L’œil de Musashi se posa par hasard sur l’extrémité coupée de la tige de la pivoine. Il inclina la tête, surpris, mais sans comprendre ce qui avait attiré son attention.
[…]– Sais-tu qui a coupé cette fleur ?
– Non. On me l’a donnée.
– Qui ça ?
– Une personne du château.
– L’un des samouraïs ?
– Non, c’était une jeune femme.
– Hum… Alors, tu crois que la fleur vient du château ?
– Oui, elle me l’a dit.[…]
Les vingt centimètres du morceau de tige fascinaient Musashi beaucoup plus que la fleur de l’alcôve. Il était sûr que la première entaille n’avait été faite ni avec des ciseaux ni avec un couteau. Les tiges de pivoine étant souples et tendres, elle ne pouvait avoir été faite qu’avec un sabre, et seul un coup résolu pouvait avoir tranché aussi net. Quiconque avait fait cela n’était pas un être ordinaire. Lui-même avait eu beau tenter de reproduire l’entaille avec son propre sabre, en comparant les deux extrémités il se rendait compte aussitôt que la sienne était inférieure, et de loin.
[…]
Otsū rendit compte de sa mission à Sekishūsai.

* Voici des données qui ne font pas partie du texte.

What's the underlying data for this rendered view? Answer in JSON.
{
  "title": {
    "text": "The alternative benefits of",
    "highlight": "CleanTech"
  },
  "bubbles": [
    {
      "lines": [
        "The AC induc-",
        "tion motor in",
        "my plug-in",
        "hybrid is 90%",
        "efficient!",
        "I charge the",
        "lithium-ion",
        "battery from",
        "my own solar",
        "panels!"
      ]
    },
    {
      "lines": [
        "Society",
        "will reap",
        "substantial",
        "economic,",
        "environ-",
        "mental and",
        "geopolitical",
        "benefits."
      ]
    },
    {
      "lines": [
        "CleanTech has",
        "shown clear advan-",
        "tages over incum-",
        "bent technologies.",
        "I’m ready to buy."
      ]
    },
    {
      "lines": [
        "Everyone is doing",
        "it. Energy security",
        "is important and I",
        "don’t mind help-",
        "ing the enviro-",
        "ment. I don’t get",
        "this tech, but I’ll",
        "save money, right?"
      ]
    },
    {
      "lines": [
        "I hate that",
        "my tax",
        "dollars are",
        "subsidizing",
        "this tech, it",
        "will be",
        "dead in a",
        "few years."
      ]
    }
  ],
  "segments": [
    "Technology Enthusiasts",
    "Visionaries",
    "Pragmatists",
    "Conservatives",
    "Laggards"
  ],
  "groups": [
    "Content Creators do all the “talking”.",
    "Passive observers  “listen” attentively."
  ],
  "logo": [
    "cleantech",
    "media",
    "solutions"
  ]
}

– Le fils Yoshioka a-t-il pris en main la pivoine pour la regarder ? demanda-t-il.
– Oui. Quand il a lu la lettre.
– Et alors ?
– Il s’est contenté de me la rendre.
– Il n’a pas regardé la tige ?
– Pas que je sache.
– Il ne l’a pas examinée ? Il n’en a rien dit ?
– Non.
– J’ai bien fait de refuser de le rencontrer. Il ne le mérite pas. La maison de Yoshioka aurait mieux fait de finir avec Kempō[…]
Musashi fit porter par Jotarō une lettre aux gens de Yagyū, ainsi que la tige.
« Curieuse lettre », se disait Kizaemon. Il considéra de nouveau la tige de pivoine, examinant avec attention les deux extrémités, mais sans pouvoir discerner si une extrémité différait de l’autre.
[…]
– Si ce que dit la lettre est vrai, déclara Kizaemon, et s’il a vraiment pu discerner que cette tige avait été coupée par un expert, alors il doit savoir quelque chose que nous ne savons pas. Le vieux maître l’a coupée lui-même, et apparemment cela saute aux yeux de quelqu’un dont les yeux voient véritablement.
Kizaemon demanda l’avis de trois autres au dōjō; aucun ne sut distinguer une extrémité de l’autre. C’était décidé, ils souhaitaient rencontrer ce « Shimmen Musashi », signataire de la lettre à l’écriture ayant du caractère, qui pourrait tout à fait être le Miyamoto Musashi qui avait aidé les prêtres du Hōzōin à tuer toute cette racaille, dans la plaine de Hannya.